Blick auf die Frankfurter Kirche in der NS-Zeit

01.02.2013

Vorstellung des neuen Buches von Jürgen Telschow

Das dieser Tage erschiene Werk „Ringen um den rechten Weg. Die evangelische Kirche in Frankfurt zwischen 1933 und 1945“ von Jürgen Telschow, „schafft eine Grundlage für folgende Generationen“, sagte Esther Gebhardt, Vorstandsvorsitzende des Evangelischen Regionalverbandes, am 31. Januar anlässlich der Vorstellung des Buches in der Heiliggeistkirche am Dominikanerkloster. „Eine glänzende Arbeit“, nannte Oberkirchenrat i.R. Dr.
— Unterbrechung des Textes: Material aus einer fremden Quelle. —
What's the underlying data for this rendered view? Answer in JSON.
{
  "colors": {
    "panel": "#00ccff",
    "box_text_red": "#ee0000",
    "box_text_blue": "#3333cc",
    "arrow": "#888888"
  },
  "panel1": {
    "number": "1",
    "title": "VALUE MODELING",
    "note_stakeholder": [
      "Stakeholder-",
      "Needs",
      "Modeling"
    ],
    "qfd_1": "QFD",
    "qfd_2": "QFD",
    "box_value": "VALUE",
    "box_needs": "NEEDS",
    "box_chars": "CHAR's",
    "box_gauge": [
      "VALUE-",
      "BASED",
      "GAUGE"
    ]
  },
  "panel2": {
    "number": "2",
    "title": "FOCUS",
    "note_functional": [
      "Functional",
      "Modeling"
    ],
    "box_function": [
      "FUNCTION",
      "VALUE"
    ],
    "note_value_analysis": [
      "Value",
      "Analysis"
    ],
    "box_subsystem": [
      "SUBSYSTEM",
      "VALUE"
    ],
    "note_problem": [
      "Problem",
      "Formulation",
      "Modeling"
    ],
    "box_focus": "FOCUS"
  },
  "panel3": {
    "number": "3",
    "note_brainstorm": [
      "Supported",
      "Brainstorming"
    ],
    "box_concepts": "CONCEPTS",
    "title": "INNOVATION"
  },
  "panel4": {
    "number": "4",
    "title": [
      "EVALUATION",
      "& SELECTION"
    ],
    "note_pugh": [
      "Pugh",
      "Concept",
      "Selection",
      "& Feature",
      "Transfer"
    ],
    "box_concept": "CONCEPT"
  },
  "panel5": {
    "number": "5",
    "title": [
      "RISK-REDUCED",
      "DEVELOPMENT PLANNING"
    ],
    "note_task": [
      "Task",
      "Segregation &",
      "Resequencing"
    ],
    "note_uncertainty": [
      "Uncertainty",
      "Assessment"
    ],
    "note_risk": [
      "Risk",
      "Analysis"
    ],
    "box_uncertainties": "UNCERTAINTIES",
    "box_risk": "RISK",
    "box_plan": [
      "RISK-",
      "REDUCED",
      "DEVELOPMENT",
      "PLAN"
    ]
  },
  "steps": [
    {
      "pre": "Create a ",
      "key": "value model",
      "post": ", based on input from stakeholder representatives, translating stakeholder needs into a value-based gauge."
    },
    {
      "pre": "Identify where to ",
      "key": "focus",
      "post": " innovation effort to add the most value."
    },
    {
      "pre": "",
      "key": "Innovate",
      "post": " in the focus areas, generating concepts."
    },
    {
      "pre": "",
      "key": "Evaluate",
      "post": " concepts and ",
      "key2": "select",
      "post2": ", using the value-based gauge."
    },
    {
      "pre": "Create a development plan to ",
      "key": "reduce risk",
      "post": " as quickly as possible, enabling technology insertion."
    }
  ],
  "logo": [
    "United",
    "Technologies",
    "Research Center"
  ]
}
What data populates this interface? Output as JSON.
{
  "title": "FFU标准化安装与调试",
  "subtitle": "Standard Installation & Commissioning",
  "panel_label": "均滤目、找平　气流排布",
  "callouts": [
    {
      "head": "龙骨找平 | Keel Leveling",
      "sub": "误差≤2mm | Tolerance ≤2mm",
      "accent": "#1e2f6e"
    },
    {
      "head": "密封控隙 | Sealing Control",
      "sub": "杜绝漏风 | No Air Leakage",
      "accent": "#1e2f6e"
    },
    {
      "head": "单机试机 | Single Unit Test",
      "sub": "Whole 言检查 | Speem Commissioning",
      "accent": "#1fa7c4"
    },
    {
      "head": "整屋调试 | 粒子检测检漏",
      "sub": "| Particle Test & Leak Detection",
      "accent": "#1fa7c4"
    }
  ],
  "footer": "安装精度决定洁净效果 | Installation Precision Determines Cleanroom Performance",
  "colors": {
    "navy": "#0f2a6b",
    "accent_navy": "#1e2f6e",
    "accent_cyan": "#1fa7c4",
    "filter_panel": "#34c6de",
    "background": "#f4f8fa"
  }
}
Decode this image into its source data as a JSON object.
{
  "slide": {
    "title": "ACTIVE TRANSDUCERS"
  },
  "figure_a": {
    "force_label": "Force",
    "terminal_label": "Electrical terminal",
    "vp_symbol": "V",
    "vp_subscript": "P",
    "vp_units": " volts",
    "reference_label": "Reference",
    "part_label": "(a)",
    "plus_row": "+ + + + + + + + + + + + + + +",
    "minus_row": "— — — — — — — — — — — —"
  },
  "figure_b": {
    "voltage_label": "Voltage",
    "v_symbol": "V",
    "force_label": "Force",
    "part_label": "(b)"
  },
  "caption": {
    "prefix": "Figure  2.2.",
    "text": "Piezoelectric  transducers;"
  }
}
Klaus Grunwald, der das Forschungsprojekt „Wissenschaftliche Auswertung der Kirchenkampf-Dokumentation“ in diesem Rahmen vorstellte, den Frankfurter Band.

Seit drei Jahren wird von zehn Beteiligten im Auftrag der EKHN-Kirchenleitung dieses mehrbändige Projekt betrieben. Grunwald sparte in seiner Ansprache in der Heiliggeistkirche nicht mit Kritik – etwa mit Blick auf  den Juristen Paul Kipper, der damals an der Spitze der evangelischen Kirche in Hessen und Nassau stand, sagte er bei der Buchpräsentation: „Er war ein zuverlässiger Erfüllungsgehilfe der Nazis“.

Der Präses der Evangelischen Kirche in Hessen und Nassau, Dr. Ulrich Oelschläger, würdigte in seiner Rede in der Heiliggeistkirche die akribische Arbeit Telschows  - dank seiner Auswertung der Personalakten der Frankfurter Pfarrerschaft sei ein „Gruppenbiogramm“ für die Jahre 1933 bis 1945 entstanden. Auch die Grauzonen würden deutlich, etwa dass die regimenahen Deutschen Christen „kein monolithischer Block“ waren und es wiederum seitens der regimekritischen Bekennenden Kirche keineswegs nur Widerstand gab, sondern dass sich in den Archiven auch Loyalitätserklärungen aus diesem Kreis zu Hitler finden lassen.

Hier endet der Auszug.